Die "islamische Republik" Iran nimmt eine Zwischenstellung ein. Einerseits ist sie aus einem Kampf gegen den inländischen Vertreter und Verbündeten des Imperialismus entstanden und hat seine Politik mit einer Stoßrichtung gegen den Imperialismus versehen, andererseits bleibt sie ideologisch durch ihren starken Bezug auf den (schiitischen) Islam und durch die prominente Präsenz der Geistlichkeit in Politik und Staatsführung auch konservativen bis reaktionären Vorstellungen verhaftet. Es geht schon um die Befreiung von imperialistischer Bevormundung, um eine eigenständige Entwicklung des Landes, der anti-Imperialismus ist keinesfalls nur Rhetorik. Aber der Islamismus (als Islamismus werden in diesen Artikel Ideologien bezeichnet, die postulieren, dass Staat und Gesellschaft sich nach den Regeln des Islam auszurichten haben und die verbindliche Interpretation der Regeln Religionsgelehrten vorbehalten ist) stellt auch ein Korsett für die gesellschaftliche Entwicklung dar, was vielfältige Widersprüche produzieren kann und produziert.

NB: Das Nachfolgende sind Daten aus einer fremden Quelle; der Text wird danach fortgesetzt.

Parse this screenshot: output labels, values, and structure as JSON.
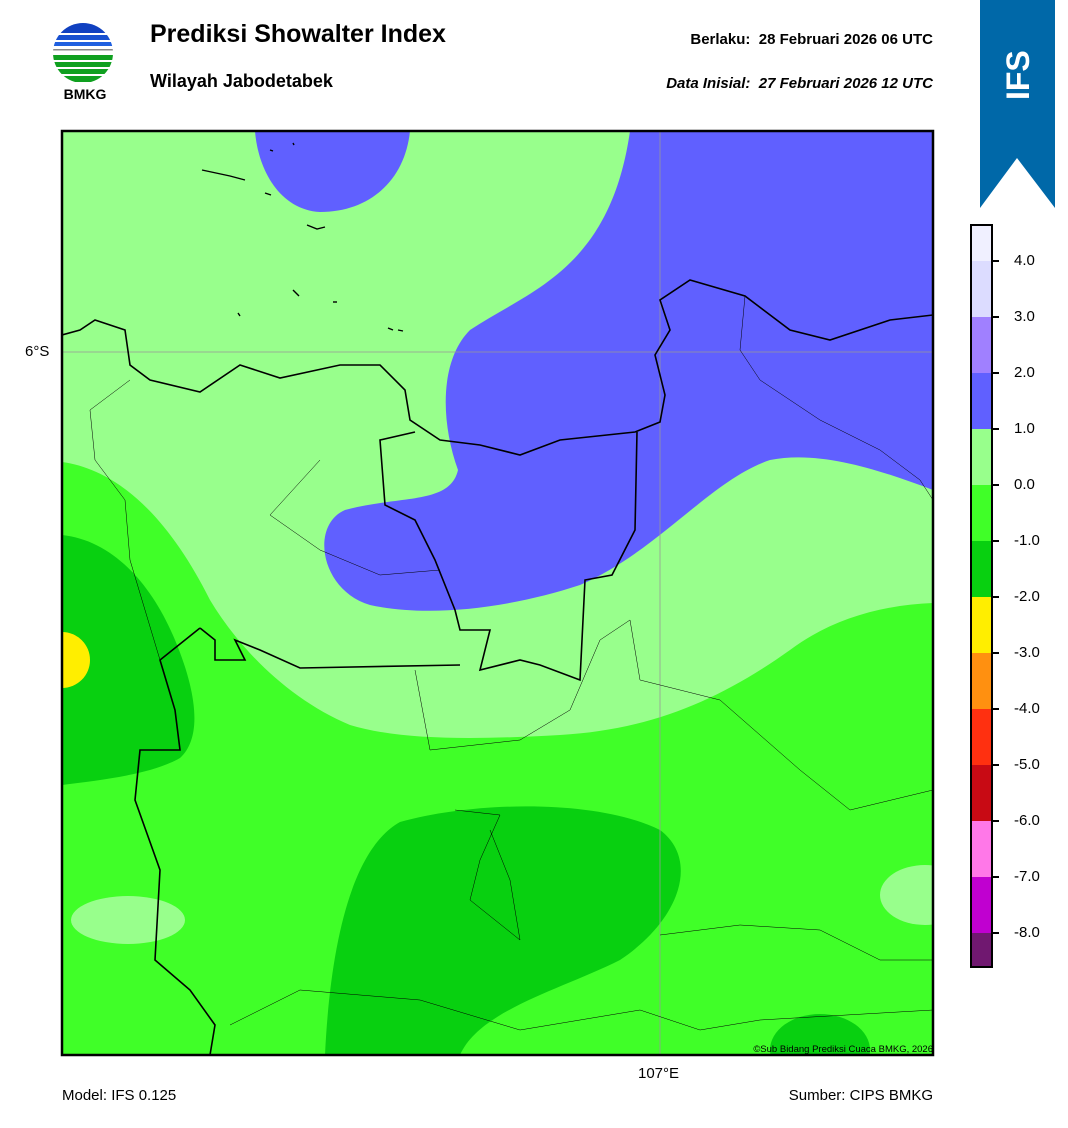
{
  "header": {
    "logo_text": "BMKG",
    "title": "Prediksi Showalter Index",
    "subtitle": "Wilayah Jabodetabek",
    "valid_label": "Berlaku:",
    "valid_value": "28 Februari 2026 06 UTC",
    "init_label": "Data Inisial:",
    "init_value": "27 Februari 2026 12 UTC",
    "model_badge": "IFS"
  },
  "map": {
    "lat_label": "6°S",
    "lon_label": "107°E",
    "copyright": "©Sub Bidang Prediksi Cuaca BMKG, 2026",
    "colors": {
      "light_green": "#98ff8c",
      "green": "#40ff28",
      "dark_green": "#08d010",
      "blue": "#6060ff",
      "yellow": "#ffee00"
    }
  },
  "colorbar": {
    "ticks": [
      "4.0",
      "3.0",
      "2.0",
      "1.0",
      "0.0",
      "-1.0",
      "-2.0",
      "-3.0",
      "-4.0",
      "-5.0",
      "-6.0",
      "-7.0",
      "-8.0"
    ],
    "colors": [
      "#f0f0ff",
      "#dcdcff",
      "#a080ff",
      "#6060ff",
      "#98ff8c",
      "#40ff28",
      "#08d010",
      "#ffee00",
      "#ff9010",
      "#ff3010",
      "#c80a14",
      "#ff78e8",
      "#c000d0",
      "#701870"
    ]
  },
  "footer": {
    "model": "Model: IFS 0.125",
    "source": "Sumber: CIPS BMKG"
  }
}
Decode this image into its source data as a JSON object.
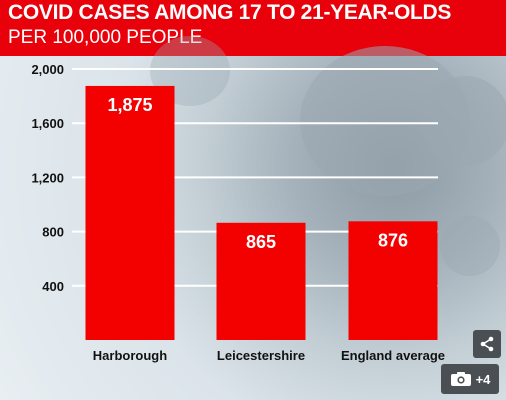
{
  "colors": {
    "header": "#e8000b",
    "bar": "#f30000",
    "text": "#111111",
    "grid": "#ffffff"
  },
  "chart_data": {
    "type": "bar",
    "title": "COVID CASES AMONG 17 TO 21-YEAR-OLDS",
    "subtitle": "PER 100,000 PEOPLE",
    "categories": [
      "Harborough",
      "Leicestershire",
      "England average"
    ],
    "values": [
      1875,
      865,
      876
    ],
    "value_labels": [
      "1,875",
      "865",
      "876"
    ],
    "yticks": [
      400,
      800,
      1200,
      1600,
      2000
    ],
    "ytick_labels": [
      "400",
      "800",
      "1,200",
      "1,600",
      "2,000"
    ],
    "ylim": [
      0,
      2000
    ],
    "grid": true,
    "xlabel": "",
    "ylabel": ""
  },
  "controls": {
    "share_icon": "share-icon",
    "gallery_icon": "camera-icon",
    "gallery_count": "+4"
  }
}
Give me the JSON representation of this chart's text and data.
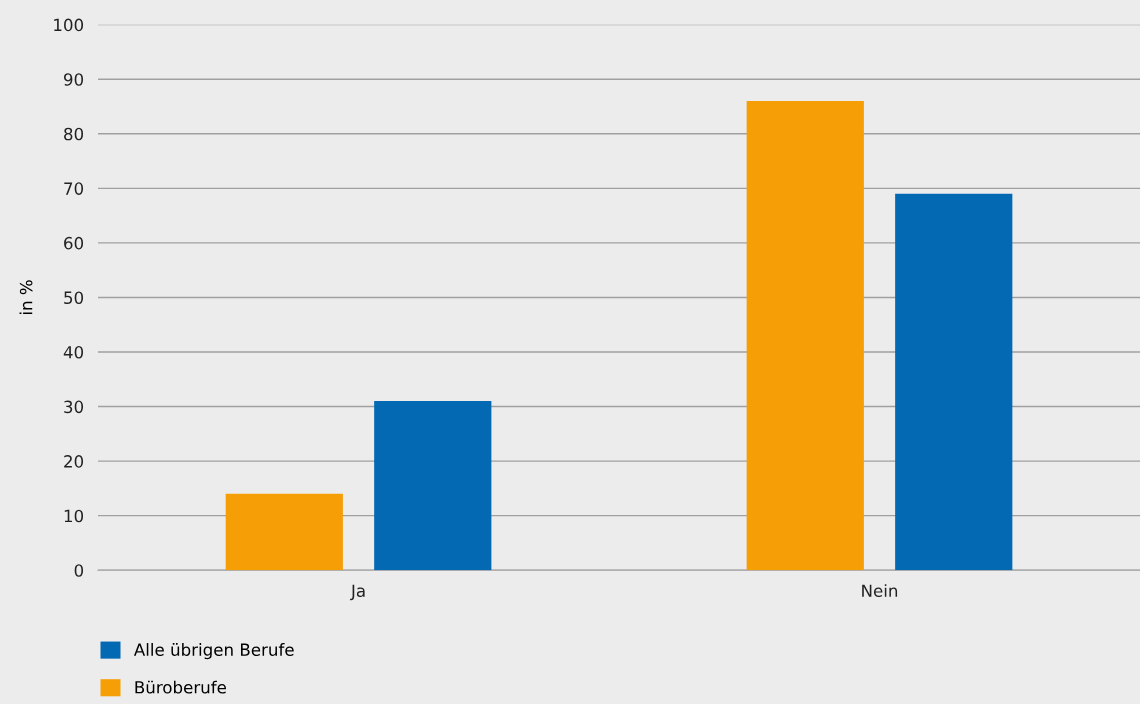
{
  "chart_data": {
    "type": "bar",
    "ylabel": "in %",
    "categories": [
      "Ja",
      "Nein"
    ],
    "series": [
      {
        "name": "Büroberufe",
        "color": "#f59e05",
        "values": [
          14,
          86
        ]
      },
      {
        "name": "Alle übrigen Berufe",
        "color": "#0469b3",
        "values": [
          31,
          69
        ]
      }
    ],
    "ylim": [
      0,
      100
    ],
    "yticks": [
      0,
      10,
      20,
      30,
      40,
      50,
      60,
      70,
      80,
      90,
      100
    ],
    "grid": "y",
    "legend": "bottom left"
  }
}
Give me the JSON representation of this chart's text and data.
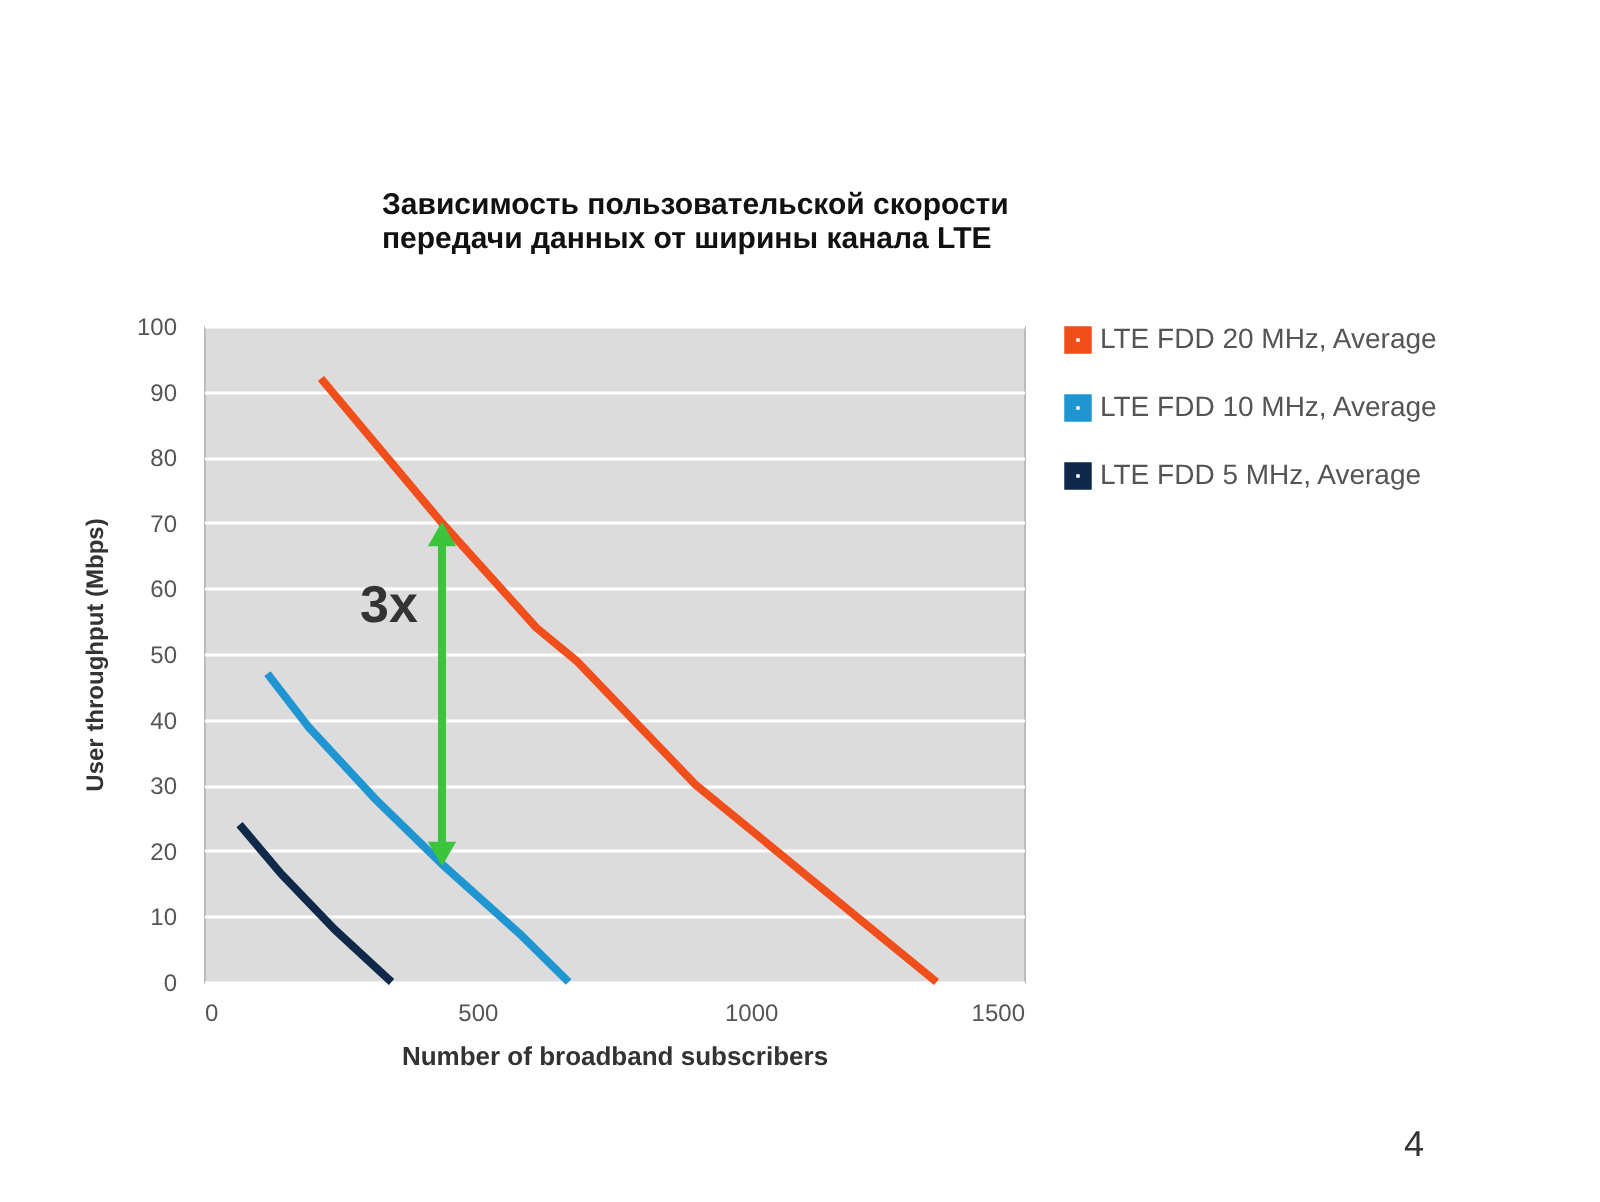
{
  "chart_data": {
    "type": "line",
    "title": "Зависимость пользовательской скорости\nпередачи данных от ширины канала LTE",
    "xlabel": "Number of broadband subscribers",
    "ylabel": "User throughput (Mbps)",
    "series": [
      {
        "name": "LTE FDD 20 MHz, Average",
        "color": "#f04e1a",
        "x": [
          214,
          435,
          608,
          681,
          900,
          1047,
          1193,
          1340
        ],
        "values": [
          92,
          70,
          54,
          49,
          30,
          20,
          10,
          0
        ]
      },
      {
        "name": "LTE FDD 10 MHz, Average",
        "color": "#1f95d2",
        "x": [
          116,
          190,
          312,
          435,
          582,
          667
        ],
        "values": [
          47,
          39,
          28,
          18,
          7,
          0
        ]
      },
      {
        "name": "LTE FDD 5 MHz, Average",
        "color": "#10294a",
        "x": [
          65,
          141,
          239,
          343
        ],
        "values": [
          24,
          16.5,
          8,
          0
        ]
      }
    ],
    "xlim": [
      0,
      1500
    ],
    "xticks": [
      0,
      500,
      1000,
      1500
    ],
    "ylim": [
      0,
      100
    ],
    "yticks": [
      0,
      10,
      20,
      30,
      40,
      50,
      60,
      70,
      80,
      90,
      100
    ],
    "grid": "y",
    "legend": "top right",
    "marker": "none",
    "line_style": "solid",
    "annotations": [
      "3x",
      "4"
    ]
  }
}
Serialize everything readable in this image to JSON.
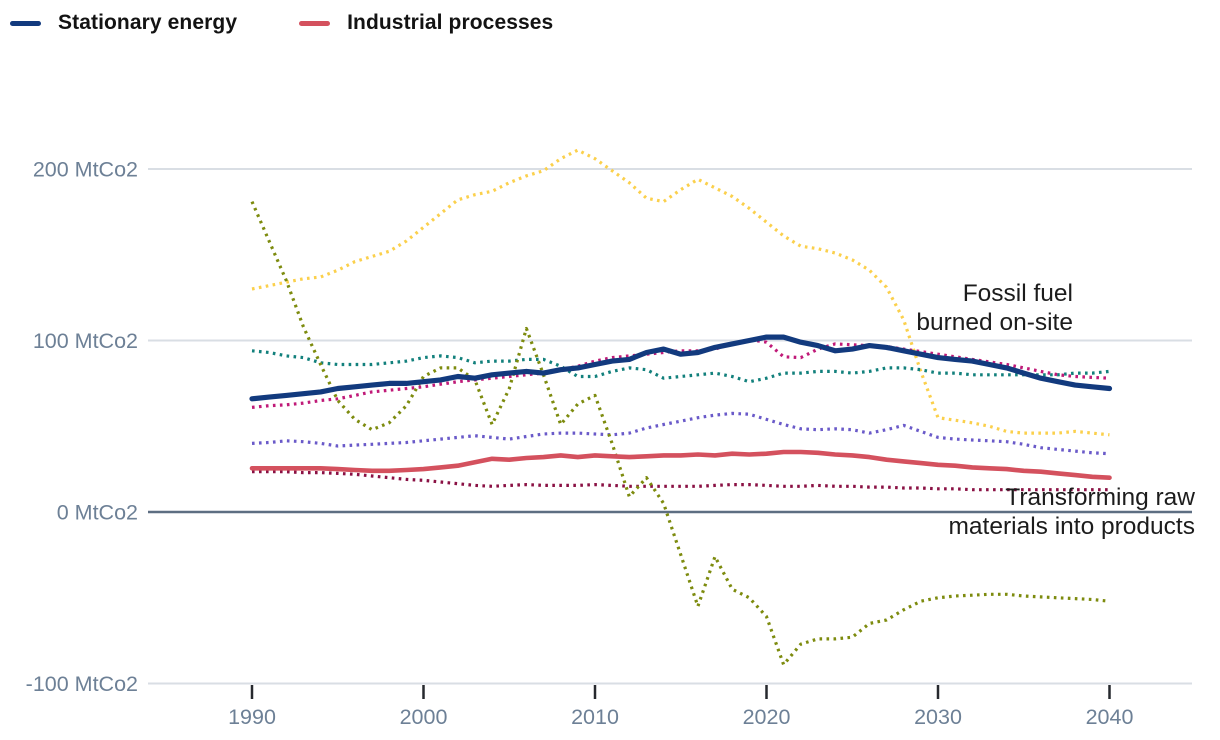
{
  "legend": {
    "items": [
      {
        "label": "Stationary energy",
        "color": "#123a7e"
      },
      {
        "label": "Industrial processes",
        "color": "#d4515e"
      }
    ]
  },
  "annotations": [
    {
      "id": "fossil-fuel",
      "line1": "Fossil fuel",
      "line2": "burned on-site"
    },
    {
      "id": "transforming",
      "line1": "Transforming raw",
      "line2": "materials into products"
    }
  ],
  "chart_data": {
    "type": "line",
    "unit": "MtCo2",
    "grid": "on",
    "legend_position": "top-left",
    "colors": {
      "grid": "#d9dee4",
      "zero_line": "#5d6e82",
      "axis_text": "#6d8096",
      "tick_mark": "#26292e",
      "annotation_text": "#1c1c1c",
      "legend_text": "#131313",
      "background": "#ffffff"
    },
    "x_axis": {
      "range": [
        1990,
        2040
      ],
      "ticks": [
        {
          "year": 1990,
          "label": "1990"
        },
        {
          "year": 2000,
          "label": "2000"
        },
        {
          "year": 2010,
          "label": "2010"
        },
        {
          "year": 2020,
          "label": "2020"
        },
        {
          "year": 2030,
          "label": "2030"
        },
        {
          "year": 2040,
          "label": "2040"
        }
      ]
    },
    "y_axis": {
      "range": [
        -110,
        230
      ],
      "ticks": [
        {
          "value": 200,
          "label": "200 MtCo2"
        },
        {
          "value": 100,
          "label": "100 MtCo2"
        },
        {
          "value": 0,
          "label": "0 MtCo2"
        },
        {
          "value": -100,
          "label": "-100 MtCo2"
        }
      ]
    },
    "series_start_year": 1990,
    "series_step_years": 1,
    "series": [
      {
        "id": "dotted-yellow",
        "label": "",
        "style": "dotted",
        "color": "#fbd04c",
        "width": 3.2,
        "values": [
          130,
          132,
          134,
          136,
          137,
          141,
          146,
          149,
          152,
          158,
          166,
          174,
          182,
          185,
          187,
          192,
          196,
          199,
          206,
          211,
          206,
          199,
          192,
          183,
          181,
          188,
          194,
          189,
          184,
          177,
          169,
          161,
          155,
          153.5,
          151,
          147,
          141,
          131,
          112,
          82,
          55,
          53.5,
          52,
          50,
          47,
          46,
          46,
          46,
          47,
          46,
          45
        ]
      },
      {
        "id": "dotted-teal",
        "label": "",
        "style": "dotted",
        "color": "#12807c",
        "width": 3.2,
        "values": [
          94,
          93,
          91,
          90,
          87,
          86,
          86,
          86,
          87,
          88,
          90,
          91,
          90,
          87,
          88,
          88,
          89,
          89,
          85,
          79,
          79,
          82,
          84,
          83,
          78,
          79,
          80,
          81,
          79,
          76,
          78,
          81,
          81,
          82,
          82,
          81,
          82,
          84,
          84,
          83,
          81,
          81,
          80,
          80,
          80,
          80,
          80,
          80,
          81,
          81,
          82
        ]
      },
      {
        "id": "dotted-purple",
        "label": "",
        "style": "dotted",
        "color": "#6a5ac9",
        "width": 3.2,
        "values": [
          40,
          40.5,
          41.5,
          41,
          40,
          38.5,
          39,
          39.5,
          40,
          40.5,
          41.5,
          42.5,
          43.5,
          44.5,
          43.5,
          42.5,
          44,
          45.5,
          46,
          46,
          45.5,
          45,
          46,
          49,
          51,
          53,
          55,
          56.5,
          57.5,
          57,
          54,
          51,
          48.5,
          48,
          48.5,
          48,
          46,
          48,
          50.5,
          47,
          43.5,
          42.5,
          42,
          41.5,
          41,
          39.5,
          37.5,
          36.5,
          35.5,
          34.5,
          34
        ]
      },
      {
        "id": "dotted-maroon",
        "label": "",
        "style": "dotted",
        "color": "#8a1144",
        "width": 3.2,
        "values": [
          23.5,
          23.5,
          23.5,
          23,
          23,
          22.5,
          22,
          21,
          20,
          19,
          18.5,
          17.5,
          16.5,
          15.5,
          15,
          15.5,
          16,
          15.5,
          15.5,
          15.5,
          16,
          15.5,
          15,
          15,
          15,
          15,
          15,
          15.5,
          16,
          16,
          15.5,
          15,
          15,
          15.5,
          15,
          15,
          14.5,
          14.5,
          14,
          14,
          13.5,
          13.5,
          13,
          13,
          13,
          13,
          13,
          13,
          13,
          13,
          13
        ]
      },
      {
        "id": "dotted-magenta",
        "label": "",
        "style": "dotted",
        "color": "#c01a78",
        "width": 3.2,
        "values": [
          61,
          62,
          62.5,
          63.5,
          65,
          66,
          68,
          70,
          71,
          72,
          73,
          74.5,
          76,
          77,
          78,
          79,
          80,
          81,
          83,
          85,
          88,
          90,
          91,
          92,
          93,
          94,
          94,
          95,
          98,
          100.5,
          99,
          90.5,
          90,
          95,
          98,
          97.5,
          97,
          96.5,
          95,
          93.5,
          92,
          90.5,
          89,
          87.5,
          86,
          84,
          82,
          80,
          79,
          78.5,
          78
        ]
      },
      {
        "id": "dotted-olive",
        "label": "",
        "style": "dotted",
        "color": "#7d8b0e",
        "width": 3.2,
        "values": [
          181,
          158,
          135,
          108,
          86,
          65,
          54,
          48,
          52,
          62,
          79,
          84,
          84,
          77,
          51,
          72,
          107,
          80,
          51,
          63,
          68,
          40,
          9,
          20,
          5,
          -25,
          -55,
          -26,
          -45,
          -50,
          -61,
          -89,
          -77,
          -74,
          -74,
          -73,
          -65,
          -63,
          -57,
          -52,
          -50,
          -49,
          -48.5,
          -48,
          -48,
          -49,
          -49.5,
          -50,
          -50.5,
          -51,
          -52
        ]
      },
      {
        "id": "industrial-processes",
        "label": "Industrial processes",
        "style": "solid",
        "color": "#d4515e",
        "width": 4.6,
        "values": [
          25.5,
          25.5,
          25.5,
          25.5,
          25.5,
          25,
          24.5,
          24,
          24,
          24.5,
          25,
          26,
          27,
          29,
          31,
          30.5,
          31.5,
          32,
          33,
          32,
          33,
          32.5,
          32,
          32.5,
          33,
          33,
          33.5,
          33,
          34,
          33.5,
          34,
          35,
          35,
          34.5,
          33.5,
          33,
          32,
          30.5,
          29.5,
          28.5,
          27.5,
          27,
          26,
          25.5,
          25,
          24,
          23.5,
          22.5,
          21.5,
          20.5,
          20
        ]
      },
      {
        "id": "stationary-energy",
        "label": "Stationary energy",
        "style": "solid",
        "color": "#123a7e",
        "width": 5.2,
        "values": [
          66,
          67,
          68,
          69,
          70,
          72,
          73,
          74,
          75,
          75,
          76,
          77,
          79,
          78,
          80,
          81,
          82,
          81,
          83,
          84,
          86,
          88,
          89,
          93,
          95,
          92,
          93,
          96,
          98,
          100,
          102,
          102,
          99,
          97,
          94,
          95,
          97,
          96,
          94,
          92,
          90,
          89,
          88,
          86,
          84,
          81,
          78,
          76,
          74,
          73,
          72
        ]
      }
    ]
  }
}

Die Interpretation des Islams ist im Iran eine andere als in Saudi Arabien. Was weniger mit der bei uns vorherrschenden Einteilung in konservative oder liberalere Kräfte bzw. Reformer zu erklären ist. Die Unterschiede gehen letztlich auf die unterschiedliche gesellschaftliche Situation in den beiden Ländern zurück. Die iranische Gesellschaft hat in ihrer Geschichte (schon seit dem 19. Jahrhundert) eine viel größere Ähnlichkeiten mit einer bürgerlichen Gesellschaft entwickelt. Auch unter der Dominanz des Islam gibt es im Iran deutliche Parallelen zu einer typischen bürgerlichen Gesellschaft. Die iranische Geistlichkeit ist nicht einfach und schon gar nicht ausschließlich als reaktionär einzuschätzen. Auch die Mullahs wollen den Iran modernisieren.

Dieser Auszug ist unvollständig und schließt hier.